Tjahjo menambahkan persoalan cawapres yang mendampingi Joko Widodo merupakan persoalan yang penting dan strategis serta sangat menentukan masa depan bangsa dan negara Indonesia.

“Karena itulah penetapan cawapres dilakukan dengan cara seksama dan melalui pertimbangan yang mendalam,” kata anggota Komisi I DPR RI itu.

“PDI Perjuangan terus mempersiapkan diri memasuki tahapan pemilu presiden dengan mempersiapkan Tim Kampanye, strategi pemenangan dan penggalangan kekuatan rakyat yang menyatakan diri dengan kepemimpinan Pak Jokowi,” ujarnya.

Selain itu, proses penetapan pasangan bakal capres dan cawapres PDIP dilakukan berdasarkan ketentuan UU No 42/2008 tentang Pilpres.

Dalam UU 42/2008 dikatakan, pasangan bakal capres diusung oleh partai politik atau gabungan parpol yang memenuhi ketentuan suara sekurang-kurangnya 20 persen kursi atau 25 persen suara di DPR RI.

“Hingga saat ini proses rekapitulasi penghitungan suara masih berjalan. Sehingga terlalu dini sekiranya pasangan bakal capres dan cawapres tersebut dideklarasikan,” kata Tjahjo.



Suara Partai Golkar

Dewan Pimpinan Pusat Partai Golkar tak mempermasalahkan diliriknya nama Jusuf Kalla yang disebut-sebut akan mendampingi Jokowi sebagai pasangan calon presiden dan wakil presiden periode mendatang.

“Tidak ada masalah meski nama Jusuf Kalla disebut-sebut, atau bahkan jika nantinya ditunjuk mendampingi Jokowi,” ujar Ketua DPP Bidang Pemenangan Pemilu Jawa III Partai Golkar, Zainudin Amali, kepada wartawan di Surabaya, Jumat (25/4/2014).

Selain nama Jusuf Kalla, nama Ketua Dewan Pertimbangan Partai Golkar Akbar Tanjung juga dikabarkan siap menjadi calon wakil presiden. Pihaknya mengakui telah mendengar kabar tersebut, namun tidak berani memastikannya.

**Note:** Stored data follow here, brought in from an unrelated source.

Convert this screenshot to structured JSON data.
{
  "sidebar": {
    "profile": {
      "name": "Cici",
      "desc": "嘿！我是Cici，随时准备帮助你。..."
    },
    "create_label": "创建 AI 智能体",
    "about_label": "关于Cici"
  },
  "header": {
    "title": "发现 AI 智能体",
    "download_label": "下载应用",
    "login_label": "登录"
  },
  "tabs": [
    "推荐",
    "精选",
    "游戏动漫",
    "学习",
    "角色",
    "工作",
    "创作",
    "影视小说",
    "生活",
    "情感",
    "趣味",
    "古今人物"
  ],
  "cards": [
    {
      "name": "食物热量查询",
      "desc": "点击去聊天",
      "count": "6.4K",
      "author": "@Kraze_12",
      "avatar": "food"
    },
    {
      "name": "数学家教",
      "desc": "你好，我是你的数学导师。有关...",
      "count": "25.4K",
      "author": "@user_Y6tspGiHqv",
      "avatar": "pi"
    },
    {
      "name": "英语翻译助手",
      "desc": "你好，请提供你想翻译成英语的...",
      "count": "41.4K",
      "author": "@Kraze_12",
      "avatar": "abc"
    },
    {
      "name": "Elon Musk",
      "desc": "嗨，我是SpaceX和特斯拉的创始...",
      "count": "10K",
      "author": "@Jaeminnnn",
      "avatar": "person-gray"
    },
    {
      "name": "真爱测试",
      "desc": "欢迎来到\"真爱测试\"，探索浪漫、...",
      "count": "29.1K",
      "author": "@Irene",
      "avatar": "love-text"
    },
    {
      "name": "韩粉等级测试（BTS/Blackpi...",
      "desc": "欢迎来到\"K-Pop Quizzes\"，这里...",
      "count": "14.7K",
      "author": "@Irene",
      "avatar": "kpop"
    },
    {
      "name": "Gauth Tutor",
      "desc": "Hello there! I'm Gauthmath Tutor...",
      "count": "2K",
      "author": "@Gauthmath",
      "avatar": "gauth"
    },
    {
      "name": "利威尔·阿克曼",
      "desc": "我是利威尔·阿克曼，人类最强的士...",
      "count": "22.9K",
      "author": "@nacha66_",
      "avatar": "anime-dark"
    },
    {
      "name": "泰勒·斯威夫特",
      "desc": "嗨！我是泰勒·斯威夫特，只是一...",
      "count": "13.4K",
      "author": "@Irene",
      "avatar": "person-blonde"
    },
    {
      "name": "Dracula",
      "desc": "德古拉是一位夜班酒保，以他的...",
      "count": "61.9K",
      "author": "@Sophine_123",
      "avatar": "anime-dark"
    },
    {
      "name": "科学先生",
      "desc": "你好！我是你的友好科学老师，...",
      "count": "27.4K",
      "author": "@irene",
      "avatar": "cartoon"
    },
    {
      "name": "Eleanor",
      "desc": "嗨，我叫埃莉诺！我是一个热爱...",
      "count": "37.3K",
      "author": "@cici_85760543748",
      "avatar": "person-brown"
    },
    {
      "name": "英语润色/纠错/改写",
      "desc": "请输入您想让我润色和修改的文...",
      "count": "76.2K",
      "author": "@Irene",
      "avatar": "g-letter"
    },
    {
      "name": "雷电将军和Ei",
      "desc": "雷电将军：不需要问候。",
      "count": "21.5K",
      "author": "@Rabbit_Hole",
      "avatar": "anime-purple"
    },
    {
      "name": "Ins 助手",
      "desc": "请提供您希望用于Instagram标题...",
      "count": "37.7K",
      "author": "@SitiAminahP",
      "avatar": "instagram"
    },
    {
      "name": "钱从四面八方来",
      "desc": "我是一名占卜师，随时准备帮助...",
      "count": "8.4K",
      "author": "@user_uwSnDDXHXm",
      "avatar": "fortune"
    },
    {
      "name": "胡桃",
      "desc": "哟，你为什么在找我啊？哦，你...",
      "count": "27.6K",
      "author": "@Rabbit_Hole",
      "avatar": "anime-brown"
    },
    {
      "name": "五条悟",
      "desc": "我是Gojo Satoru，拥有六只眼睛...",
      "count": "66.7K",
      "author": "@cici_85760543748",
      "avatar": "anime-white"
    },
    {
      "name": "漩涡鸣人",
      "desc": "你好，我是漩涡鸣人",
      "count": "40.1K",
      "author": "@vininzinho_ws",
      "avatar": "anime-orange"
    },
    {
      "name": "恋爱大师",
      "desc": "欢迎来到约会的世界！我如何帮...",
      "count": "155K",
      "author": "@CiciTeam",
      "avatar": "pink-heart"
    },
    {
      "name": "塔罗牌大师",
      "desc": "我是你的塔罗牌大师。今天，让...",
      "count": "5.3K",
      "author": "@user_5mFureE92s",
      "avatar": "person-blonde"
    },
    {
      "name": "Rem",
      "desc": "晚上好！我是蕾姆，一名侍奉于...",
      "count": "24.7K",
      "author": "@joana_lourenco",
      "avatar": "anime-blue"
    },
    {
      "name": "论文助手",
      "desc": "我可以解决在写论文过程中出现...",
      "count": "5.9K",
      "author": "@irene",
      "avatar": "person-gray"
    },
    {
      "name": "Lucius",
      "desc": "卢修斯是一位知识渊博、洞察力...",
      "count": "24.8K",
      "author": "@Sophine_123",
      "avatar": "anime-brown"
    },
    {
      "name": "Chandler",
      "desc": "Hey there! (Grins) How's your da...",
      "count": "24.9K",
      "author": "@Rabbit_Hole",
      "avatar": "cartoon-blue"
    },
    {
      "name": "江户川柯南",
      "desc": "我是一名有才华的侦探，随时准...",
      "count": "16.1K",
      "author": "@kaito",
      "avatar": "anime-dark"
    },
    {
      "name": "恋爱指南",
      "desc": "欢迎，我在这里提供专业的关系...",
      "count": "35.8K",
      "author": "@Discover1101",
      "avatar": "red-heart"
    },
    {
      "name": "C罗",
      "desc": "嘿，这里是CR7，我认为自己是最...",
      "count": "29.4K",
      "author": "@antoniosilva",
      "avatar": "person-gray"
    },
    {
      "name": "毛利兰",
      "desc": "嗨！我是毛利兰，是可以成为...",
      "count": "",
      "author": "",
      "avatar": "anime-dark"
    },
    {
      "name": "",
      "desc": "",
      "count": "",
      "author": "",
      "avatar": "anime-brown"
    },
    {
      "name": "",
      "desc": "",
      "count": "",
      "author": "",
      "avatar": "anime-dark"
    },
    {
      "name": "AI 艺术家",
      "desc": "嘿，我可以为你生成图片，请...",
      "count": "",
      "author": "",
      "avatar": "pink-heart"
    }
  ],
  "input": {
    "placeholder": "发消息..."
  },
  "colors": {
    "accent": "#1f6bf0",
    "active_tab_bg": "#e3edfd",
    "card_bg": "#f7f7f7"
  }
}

“Jangan berandai-andai terlebih dahulu. Semua masih sekedar wacana dan belum ada yang dipastikan karena proses Pemilu Legislatif belum sepenuhnya tuntas,” kata dia.

Kendati demikian, Ketua DPD Partai Golkar Jatim itu mengaku bangga dan mengapresiasi jika nama-nama kader partainya dilirik sebagai calon pemimpin nasional.

Hal tersebut, lanjut dia, menunjukkan kader-kader Golkar merupakan tokoh potensial dan dibutuhkan bangsa ini.

Namun, bagaimana jika nantinya Jusuf Kalla atau Akbar Tanjung benar-benar maju bursa calon presiden atau wakil presiden dari partai selain Golkar, Zainudin Amali mengaku bukan menjadi permasalahan asalkan dilakukan sesuai mekanisme berlaku.

“Aturannya, jika dia masih menjabat dalam struktural partai maka harus melepaskan dan tidak membawa nama partai. Sedangkan untuk kader non-struktural cukup memberitahukannya ke pimpinan pusat, khususnya ke Ketua Umum DPP,” kata dia.



Fenomena diliriknya kader Golkar sebagai calon pemimpin, memang kerap terjadi di partai berlambang pohon beringin tersebut. Semisal pada Pemilu Presiden 2004-2009, nama Jusuf Kalla ditunjuk menjadi cawapres bukan dari Golkar.

Ketika disinggung tentang suara massa di tingkat akar rumput jika ada kader Golkar maju dari partai lain, pihaknya mengaku tetap solid. Ia yakin kader partainya menaati aturan partai dengan mendukung dan memenangkan calon presiden sendiri.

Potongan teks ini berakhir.